Plans for next few weeks
- Sorting out xrootd functional test
- Plan to create and destroy the robot proxy every time we run the test.
- Kernel upgrade for SL6 disk servers
- No specific issue, but hasn't been done in a while.
- Facilities on Wednesday
- Decommission lhcbDst hardware.
- Brian C is currently testing StorageD/ET on the new robot
- Replace Facilities headnodes with VMs.
- Waiting until Kevin is back from holiday.
- Scheduled for the 30th July.
- New CASTOR disk servers currently with Martin.
- Migration of name server to VMs on 2.1.17-xx is waiting until aliceDisk is decommissioned.
- CASTOR disk server migration to Aquilon.
- Agreed a testing plan with Fabric
- Facilties headnode replacement:
- SL7 VM headnodes are being tested
- Turn VCert into a facilities test instance.
- Migrate CASTOR to Telegraf/Influx/Grafana (aka TIG)
- AD wants us to make sure that experiments cannot write to that part of namespace that was used for d1t0 data: namespace cleanup/deletion of empty dirs.

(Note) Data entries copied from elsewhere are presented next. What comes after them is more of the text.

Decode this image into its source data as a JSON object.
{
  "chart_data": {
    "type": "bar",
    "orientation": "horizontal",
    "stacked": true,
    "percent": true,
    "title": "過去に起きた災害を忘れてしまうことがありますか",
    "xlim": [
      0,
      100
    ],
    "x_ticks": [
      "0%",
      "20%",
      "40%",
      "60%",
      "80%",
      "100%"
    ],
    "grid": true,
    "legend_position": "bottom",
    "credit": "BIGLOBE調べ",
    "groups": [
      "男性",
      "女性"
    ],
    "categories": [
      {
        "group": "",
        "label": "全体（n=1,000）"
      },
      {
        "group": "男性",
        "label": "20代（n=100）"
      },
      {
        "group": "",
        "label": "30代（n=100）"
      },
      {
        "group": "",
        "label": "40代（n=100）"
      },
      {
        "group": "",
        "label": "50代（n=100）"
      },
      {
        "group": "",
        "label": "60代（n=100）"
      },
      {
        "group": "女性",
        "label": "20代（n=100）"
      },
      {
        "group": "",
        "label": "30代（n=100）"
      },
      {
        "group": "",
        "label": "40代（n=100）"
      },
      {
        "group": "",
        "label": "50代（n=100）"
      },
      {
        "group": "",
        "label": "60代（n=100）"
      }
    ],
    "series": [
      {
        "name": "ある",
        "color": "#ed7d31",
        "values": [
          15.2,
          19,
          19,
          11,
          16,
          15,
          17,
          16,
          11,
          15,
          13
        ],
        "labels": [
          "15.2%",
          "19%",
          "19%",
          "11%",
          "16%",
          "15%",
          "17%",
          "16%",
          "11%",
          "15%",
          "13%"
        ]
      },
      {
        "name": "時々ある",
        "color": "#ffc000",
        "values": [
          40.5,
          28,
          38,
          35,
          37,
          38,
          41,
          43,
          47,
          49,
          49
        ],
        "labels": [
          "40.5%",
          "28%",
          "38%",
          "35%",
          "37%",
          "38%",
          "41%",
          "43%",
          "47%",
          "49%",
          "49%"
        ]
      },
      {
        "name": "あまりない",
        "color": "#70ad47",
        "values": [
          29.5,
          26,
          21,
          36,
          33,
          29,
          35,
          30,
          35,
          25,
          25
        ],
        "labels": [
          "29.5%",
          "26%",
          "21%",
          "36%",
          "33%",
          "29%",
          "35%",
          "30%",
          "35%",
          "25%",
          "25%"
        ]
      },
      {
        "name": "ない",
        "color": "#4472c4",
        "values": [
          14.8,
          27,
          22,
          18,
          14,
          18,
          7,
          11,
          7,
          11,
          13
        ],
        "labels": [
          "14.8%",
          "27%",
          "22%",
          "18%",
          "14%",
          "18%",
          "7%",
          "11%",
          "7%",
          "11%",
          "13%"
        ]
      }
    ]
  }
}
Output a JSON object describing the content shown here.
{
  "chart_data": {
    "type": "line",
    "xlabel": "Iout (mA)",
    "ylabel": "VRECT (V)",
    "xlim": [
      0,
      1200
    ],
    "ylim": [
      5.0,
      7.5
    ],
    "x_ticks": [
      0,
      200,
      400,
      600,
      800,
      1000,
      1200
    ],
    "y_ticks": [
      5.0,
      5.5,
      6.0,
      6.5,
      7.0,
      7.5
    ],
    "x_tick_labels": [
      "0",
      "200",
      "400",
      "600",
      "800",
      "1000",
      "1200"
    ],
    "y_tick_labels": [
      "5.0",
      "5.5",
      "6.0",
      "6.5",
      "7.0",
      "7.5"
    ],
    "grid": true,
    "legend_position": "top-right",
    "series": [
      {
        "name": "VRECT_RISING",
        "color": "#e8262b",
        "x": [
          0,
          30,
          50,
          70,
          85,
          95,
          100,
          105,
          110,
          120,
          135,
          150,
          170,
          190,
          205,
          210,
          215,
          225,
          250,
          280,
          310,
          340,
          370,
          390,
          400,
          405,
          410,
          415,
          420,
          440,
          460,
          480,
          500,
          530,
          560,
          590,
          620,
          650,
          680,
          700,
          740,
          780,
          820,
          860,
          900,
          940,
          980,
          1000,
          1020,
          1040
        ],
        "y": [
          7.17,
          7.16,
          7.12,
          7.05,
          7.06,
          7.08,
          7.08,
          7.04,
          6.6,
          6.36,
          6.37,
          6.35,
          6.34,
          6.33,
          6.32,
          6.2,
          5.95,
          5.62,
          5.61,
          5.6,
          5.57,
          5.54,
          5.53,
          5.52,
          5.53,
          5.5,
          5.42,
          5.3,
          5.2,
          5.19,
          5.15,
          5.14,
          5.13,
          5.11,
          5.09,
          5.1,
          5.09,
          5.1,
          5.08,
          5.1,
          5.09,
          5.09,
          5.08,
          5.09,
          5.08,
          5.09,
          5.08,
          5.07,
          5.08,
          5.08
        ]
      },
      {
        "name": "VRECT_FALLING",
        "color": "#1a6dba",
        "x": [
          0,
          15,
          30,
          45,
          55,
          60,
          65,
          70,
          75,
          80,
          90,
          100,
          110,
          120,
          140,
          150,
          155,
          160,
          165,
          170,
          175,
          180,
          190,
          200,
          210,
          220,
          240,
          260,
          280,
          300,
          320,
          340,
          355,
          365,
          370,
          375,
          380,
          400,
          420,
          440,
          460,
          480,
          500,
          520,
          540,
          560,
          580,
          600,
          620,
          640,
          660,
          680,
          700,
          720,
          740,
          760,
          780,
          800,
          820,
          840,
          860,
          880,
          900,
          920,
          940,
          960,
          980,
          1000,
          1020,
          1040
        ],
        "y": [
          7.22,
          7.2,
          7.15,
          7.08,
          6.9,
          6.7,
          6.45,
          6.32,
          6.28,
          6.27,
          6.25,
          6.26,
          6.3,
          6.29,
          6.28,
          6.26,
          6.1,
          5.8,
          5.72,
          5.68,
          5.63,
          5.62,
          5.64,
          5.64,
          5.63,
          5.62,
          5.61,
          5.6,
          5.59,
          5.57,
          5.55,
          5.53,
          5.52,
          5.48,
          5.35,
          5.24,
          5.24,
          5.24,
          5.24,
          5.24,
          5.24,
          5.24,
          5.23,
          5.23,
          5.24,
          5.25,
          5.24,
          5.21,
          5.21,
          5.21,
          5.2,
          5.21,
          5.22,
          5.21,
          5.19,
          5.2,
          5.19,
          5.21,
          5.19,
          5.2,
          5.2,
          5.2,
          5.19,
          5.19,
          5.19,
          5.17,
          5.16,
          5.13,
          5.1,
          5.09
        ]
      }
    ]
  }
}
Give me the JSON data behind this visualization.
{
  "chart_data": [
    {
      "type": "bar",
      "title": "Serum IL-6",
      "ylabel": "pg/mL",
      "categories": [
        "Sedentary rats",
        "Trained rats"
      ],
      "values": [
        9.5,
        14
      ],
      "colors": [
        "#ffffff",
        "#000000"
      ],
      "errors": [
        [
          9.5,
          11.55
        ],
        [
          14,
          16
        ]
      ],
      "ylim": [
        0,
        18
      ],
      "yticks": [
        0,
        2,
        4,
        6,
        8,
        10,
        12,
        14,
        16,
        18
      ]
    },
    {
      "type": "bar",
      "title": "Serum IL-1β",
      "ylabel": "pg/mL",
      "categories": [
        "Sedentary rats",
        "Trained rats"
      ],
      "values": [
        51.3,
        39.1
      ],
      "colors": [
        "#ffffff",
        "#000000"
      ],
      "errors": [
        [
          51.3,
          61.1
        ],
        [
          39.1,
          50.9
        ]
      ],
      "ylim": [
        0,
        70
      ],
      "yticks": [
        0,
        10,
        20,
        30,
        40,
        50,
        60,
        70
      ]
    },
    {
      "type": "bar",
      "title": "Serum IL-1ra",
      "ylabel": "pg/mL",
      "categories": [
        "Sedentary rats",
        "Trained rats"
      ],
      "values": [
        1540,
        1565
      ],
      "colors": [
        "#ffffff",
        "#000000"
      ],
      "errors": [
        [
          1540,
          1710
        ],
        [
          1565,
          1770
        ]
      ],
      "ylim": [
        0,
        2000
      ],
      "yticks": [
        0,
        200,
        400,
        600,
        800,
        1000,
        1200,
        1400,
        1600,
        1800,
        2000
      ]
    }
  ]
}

- Some discussion about what exactly is required and how this can be actually implemented.
- CASTOR team proposal is either:
- to switch all of these directories to a fileclass with a requirement for a tape copy but no migration route; this will cause an error whenever any writes are attempted.
- to run a recursive nschmod on all the unneeded directories to make them read only.
- Everybody in
GP on Call